In order for parents to receive an emergency check, they must call the state child support program at 877-225-7077. The SDU staff will verify the parents' information, a check will be cut and it will be in the mail within 48 hours of the initial telephone call.
Second, Ryan ordered the Department of Public Aid to again contact 350,000 Illinois businesses to make sure they are providing the SDU with correct, complete information so the SDU can issue these child support checks.
These businesses were last notified of the changes they must make last week.
Businesses were initially notified six weeks ago about the changes they would have to make in the way they process child support payments.
Ryan said the overwhelming majority of businesses have complied with the changes.
Third, Ryan sent Public Aid personnel into 9 counties who have not complied with the agency's requests to link their child support systems with the SDU or to cooperate with the federally-mandated system. These clerks have had more than a year to prepare for the change to the SDU.

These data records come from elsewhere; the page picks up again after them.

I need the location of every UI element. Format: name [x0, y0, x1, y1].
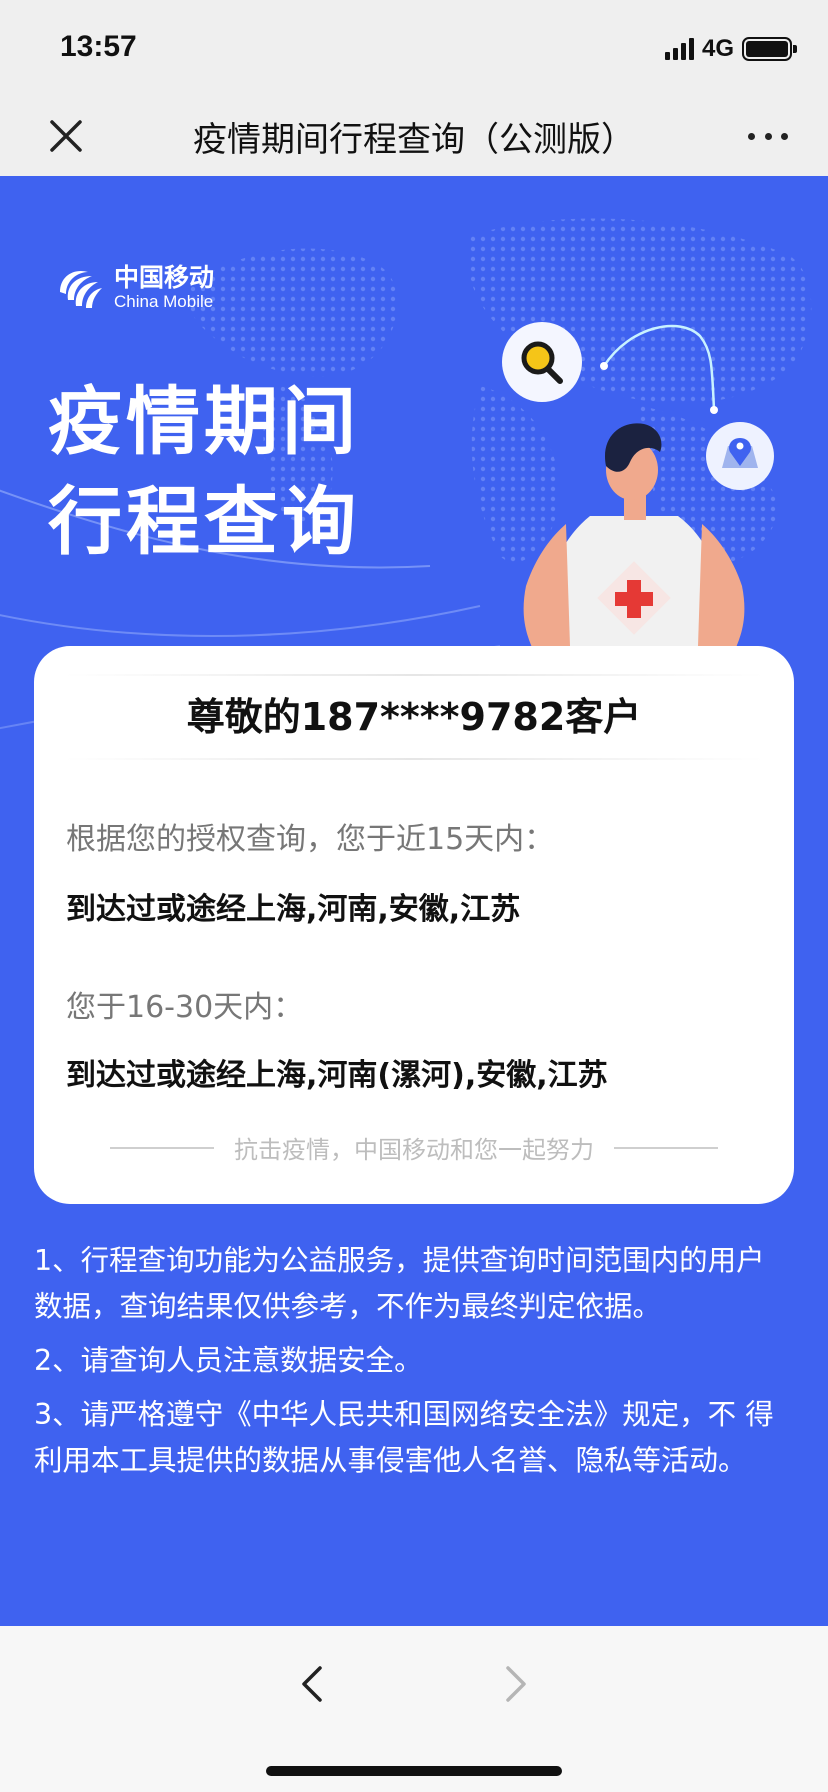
more-icon — [748, 132, 755, 140]
forward-button[interactable] — [494, 1656, 538, 1712]
location-pin-icon — [706, 422, 774, 490]
network-type: 4G — [701, 35, 734, 62]
back-icon — [302, 1666, 322, 1702]
forward-icon — [506, 1666, 526, 1702]
slogan: 抗击疫情，中国移动和您一起努力 — [110, 1130, 718, 1165]
result-card: 尊敬的187****9782客户 根据您的授权查询，您于近15天内： 到达过或途… — [34, 646, 794, 1204]
hero-title-line2: 行程查询 — [48, 479, 360, 565]
divider — [64, 674, 764, 676]
value-15-days: 到达过或途经上海,河南,安徽,江苏 — [66, 892, 521, 927]
label-15-days: 根据您的授权查询，您于近15天内： — [66, 822, 555, 857]
search-icon — [502, 322, 582, 402]
value-16-30-days: 到达过或途经上海,河南(漯河),安徽,江苏 — [66, 1058, 608, 1093]
back-button[interactable] — [290, 1656, 334, 1712]
notes: 1、行程查询功能为公益服务，提供查询时间范围内的用户 数据，查询结果仅供参考，不… — [34, 1238, 794, 1492]
china-mobile-logo: 中国移动 China Mobile — [52, 262, 214, 314]
signal-icon — [664, 38, 694, 60]
divider — [64, 758, 764, 760]
china-mobile-logo-icon — [60, 270, 102, 308]
status-time: 13:57 — [60, 30, 137, 63]
logo-name-cn: 中国移动 — [114, 263, 215, 292]
slogan-dash-right — [614, 1146, 718, 1149]
more-icon-dot — [764, 132, 772, 140]
slogan-text: 抗击疫情，中国移动和您一起努力 — [234, 1136, 594, 1164]
note-item-1: 1、行程查询功能为公益服务，提供查询时间范围内的用户 数据，查询结果仅供参考，不… — [34, 1244, 765, 1323]
note-item-3: 3、请严格遵守《中华人民共和国网络安全法》规定，不 得利用本工具提供的数据从事侵… — [34, 1398, 774, 1477]
label-16-30-days: 您于16-30天内： — [66, 990, 304, 1025]
hero-title-line1: 疫情期间 — [48, 379, 360, 465]
main-content: 中国移动 China Mobile 疫情期间 行程查询 尊敬的187****97… — [0, 176, 828, 1626]
note-item-2: 2、请查询人员注意数据安全。 — [34, 1344, 423, 1377]
more-button[interactable] — [748, 128, 788, 144]
bottom-toolbar — [0, 1626, 828, 1792]
slogan-dash-left — [110, 1146, 214, 1149]
logo-name-en: China Mobile — [114, 292, 214, 311]
battery-icon — [742, 37, 797, 61]
home-indicator[interactable] — [266, 1766, 562, 1776]
greeting: 尊敬的187****9782客户 — [186, 695, 642, 739]
navbar: 疫情期间行程查询（公测版） — [0, 100, 828, 176]
status-right: 4G — [664, 35, 797, 62]
page-title: 疫情期间行程查询（公测版） — [193, 120, 635, 160]
hero-title: 疫情期间 行程查询 — [48, 372, 360, 572]
more-icon-dot — [781, 132, 788, 140]
status-bar: 13:57 4G — [0, 0, 828, 100]
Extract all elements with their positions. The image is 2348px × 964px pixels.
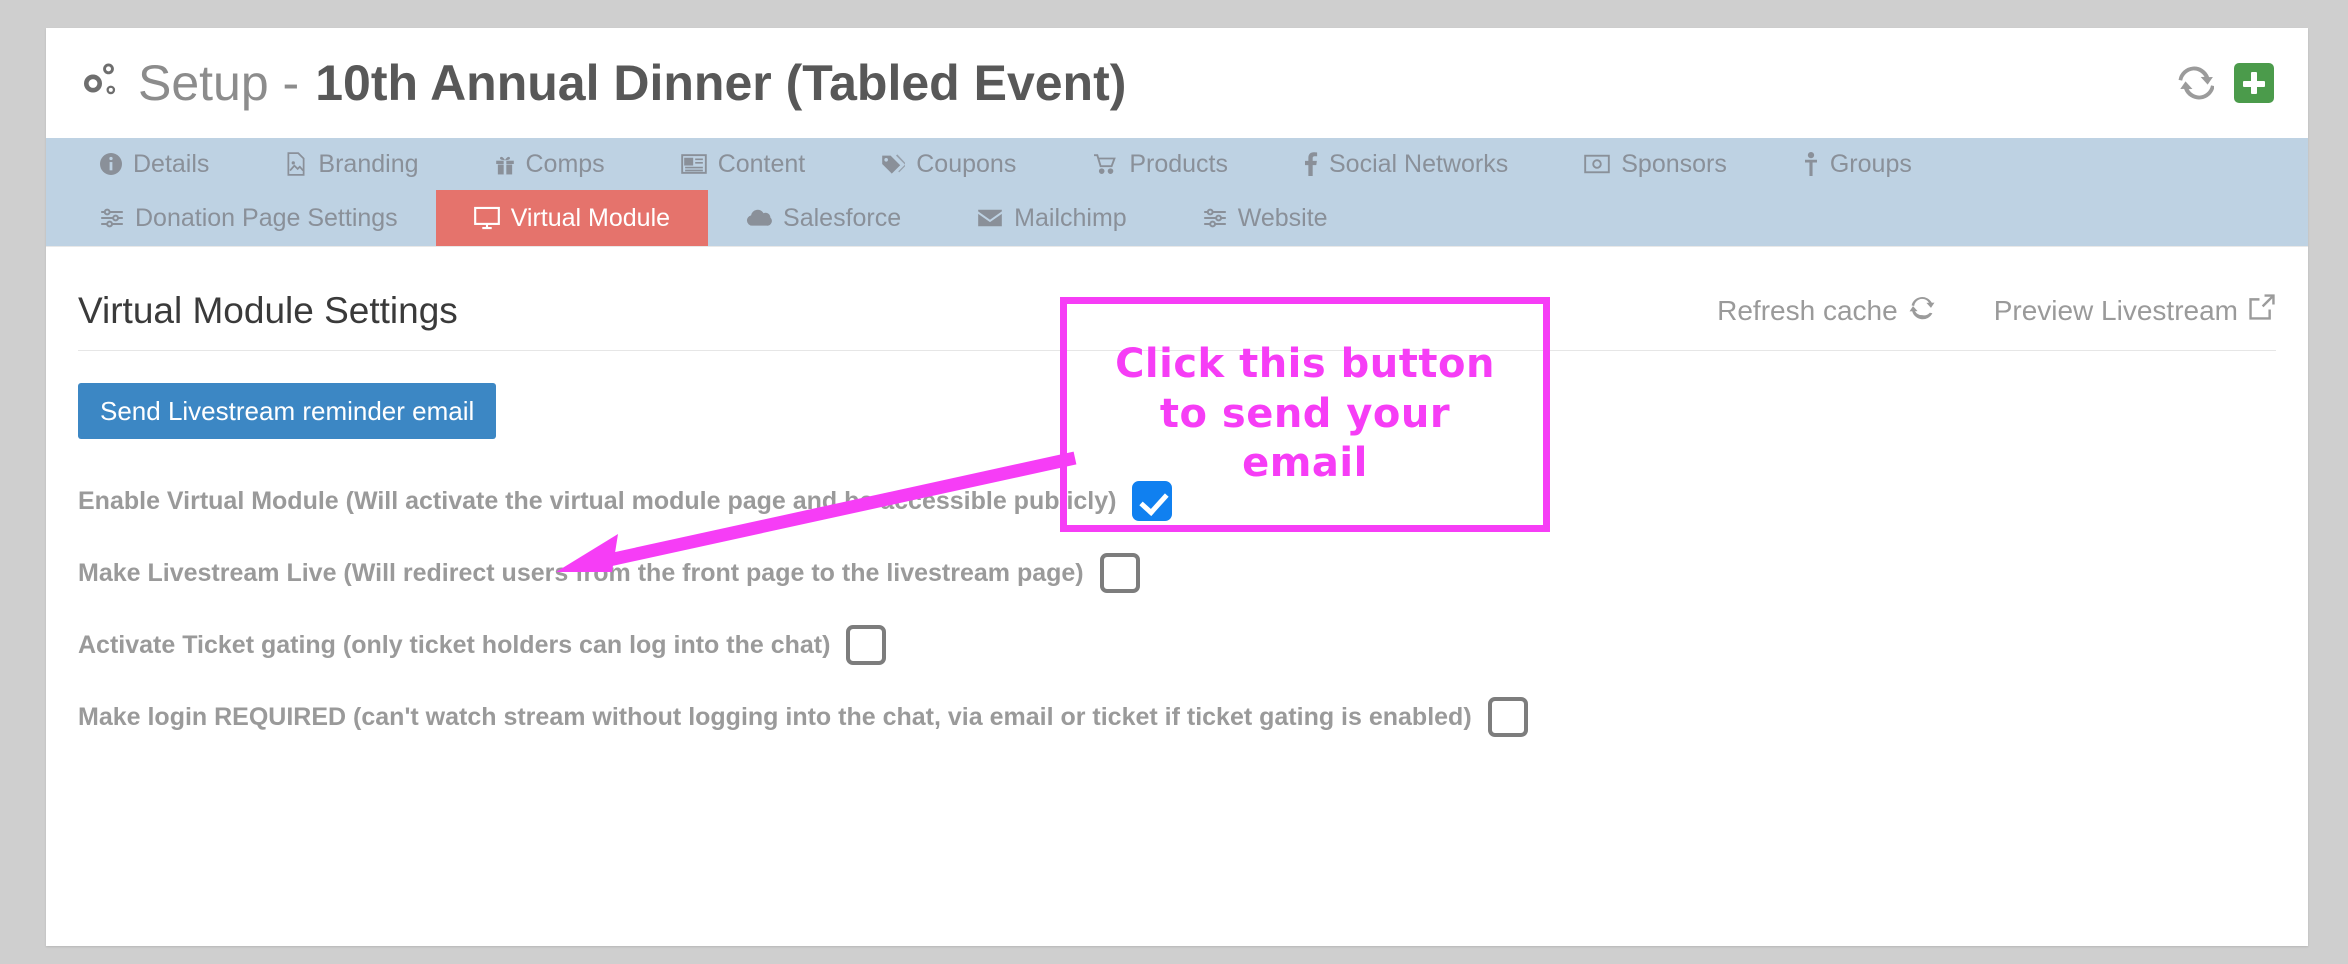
shopping-cart-icon [1092, 153, 1118, 175]
annotation-callout: Click this button to send your email [1060, 297, 1550, 532]
annotation-line-3: email [1242, 440, 1368, 487]
tab-groups[interactable]: Groups [1765, 138, 1950, 190]
tab-label: Salesforce [783, 203, 902, 232]
tab-label: Coupons [916, 149, 1017, 178]
tab-row-2: Donation Page Settings Virtual Module Sa… [76, 190, 2278, 246]
make-login-required-checkbox[interactable] [1487, 697, 1528, 737]
tab-row-1: Details Branding Comps Content Coupons P… [76, 138, 2278, 190]
tab-donation-page-settings[interactable]: Donation Page Settings [76, 190, 436, 246]
annotation-line-1: Click this button [1115, 341, 1495, 388]
tab-website[interactable]: Website [1165, 190, 1366, 246]
setting-row-activate-ticket-gating: Activate Ticket gating (only ticket hold… [78, 609, 2276, 681]
tag-icon [881, 153, 906, 175]
setting-label: Activate Ticket gating (only ticket hold… [78, 630, 831, 659]
screen-root: Setup - 10th Annual Dinner (Tabled Event… [0, 0, 2348, 964]
page-title-event: 10th Annual Dinner (Tabled Event) [315, 55, 1127, 111]
tab-salesforce[interactable]: Salesforce [708, 190, 939, 246]
person-icon [1803, 152, 1819, 176]
money-bill-icon [1584, 154, 1610, 174]
info-circle-icon [100, 153, 122, 175]
refresh-icon [1908, 293, 1936, 328]
annotation-text: Click this button to send your email [1115, 340, 1495, 489]
sliders-icon [100, 207, 124, 229]
setup-tabbar: Details Branding Comps Content Coupons P… [46, 138, 2308, 246]
tab-label: Branding [318, 149, 419, 178]
panel-header: Setup - 10th Annual Dinner (Tabled Event… [46, 28, 2308, 138]
send-livestream-reminder-email-button[interactable]: Send Livestream reminder email [78, 383, 497, 439]
tab-social-networks[interactable]: Social Networks [1266, 138, 1546, 190]
page-title: Setup - 10th Annual Dinner (Tabled Event… [76, 54, 1126, 112]
section-links: Refresh cache Preview Livestream [1717, 293, 2276, 332]
tab-branding[interactable]: Branding [247, 138, 456, 190]
tab-comps[interactable]: Comps [457, 138, 643, 190]
refresh-icon[interactable] [2176, 64, 2215, 102]
tab-label: Details [133, 149, 210, 178]
tab-virtual-module[interactable]: Virtual Module [435, 190, 709, 246]
newspaper-icon [680, 153, 707, 175]
tab-label: Content [717, 149, 806, 178]
make-livestream-live-checkbox[interactable] [1099, 553, 1140, 593]
tab-content[interactable]: Content [643, 138, 844, 190]
page-title-prefix: Setup - [138, 55, 300, 111]
image-file-icon [285, 152, 307, 176]
monitor-icon [473, 206, 500, 230]
content-divider [46, 246, 2308, 268]
setting-label: Enable Virtual Module (Will activate the… [78, 486, 1117, 515]
tab-products[interactable]: Products [1054, 138, 1266, 190]
tab-label: Products [1129, 149, 1228, 178]
preview-livestream-label: Preview Livestream [1993, 294, 2238, 326]
section-title: Virtual Module Settings [78, 290, 458, 331]
preview-livestream-link[interactable]: Preview Livestream [1994, 293, 2276, 328]
cloud-icon [746, 209, 772, 227]
envelope-icon [977, 208, 1003, 228]
tab-label: Website [1237, 203, 1328, 232]
activate-ticket-gating-checkbox[interactable] [846, 625, 887, 665]
setting-row-make-livestream-live: Make Livestream Live (Will redirect user… [78, 537, 2276, 609]
tab-sponsors[interactable]: Sponsors [1546, 138, 1765, 190]
setting-label: Make Livestream Live (Will redirect user… [78, 558, 1084, 587]
add-icon[interactable] [2234, 63, 2274, 103]
facebook-f-icon [1304, 152, 1318, 176]
refresh-cache-label: Refresh cache [1717, 294, 1898, 326]
tab-label: Groups [1829, 149, 1912, 178]
gift-icon [495, 153, 515, 175]
header-actions [2176, 63, 2274, 103]
setting-row-make-login-required: Make login REQUIRED (can't watch stream … [78, 681, 2276, 753]
tab-mailchimp[interactable]: Mailchimp [939, 190, 1165, 246]
tab-label: Comps [525, 149, 605, 178]
tab-label: Virtual Module [510, 203, 671, 232]
refresh-cache-link[interactable]: Refresh cache [1717, 293, 1936, 328]
annotation-line-2: to send your [1159, 390, 1451, 437]
tab-label: Donation Page Settings [135, 203, 398, 232]
tab-label: Sponsors [1621, 149, 1727, 178]
setting-label: Make login REQUIRED (can't watch stream … [78, 702, 1472, 731]
gears-icon [76, 60, 122, 106]
tab-coupons[interactable]: Coupons [843, 138, 1054, 190]
external-link-icon [2248, 293, 2276, 328]
tab-details[interactable]: Details [76, 138, 247, 190]
tab-label: Mailchimp [1014, 203, 1127, 232]
sliders-icon [1203, 207, 1227, 229]
tab-label: Social Networks [1329, 149, 1509, 178]
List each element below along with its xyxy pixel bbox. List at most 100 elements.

Earlier this year, all of the circuit clerks agreed that they would help implement the new system and would not hold up any child support checks that were mistakenly sent to them instead of to the SDU. Public Aid supplied the counties with computers and software designed to help them track the status of child support payments for their residents once the SDU started operating.
"We're taking these steps to ensure that parents and children get their checks on time. I'm confident, and Director Patla is confident, that all of these problems will be corrected soon," Ryan said. "We have a lot of confidence in the SDU. Our confidence is based on the fact that more than 55,000 checks have been successfully processed the SDU and delivered since October 1.
"The steps we're taking today will help needy parents and children, and will make sure that the SDU works more efficiently in the future."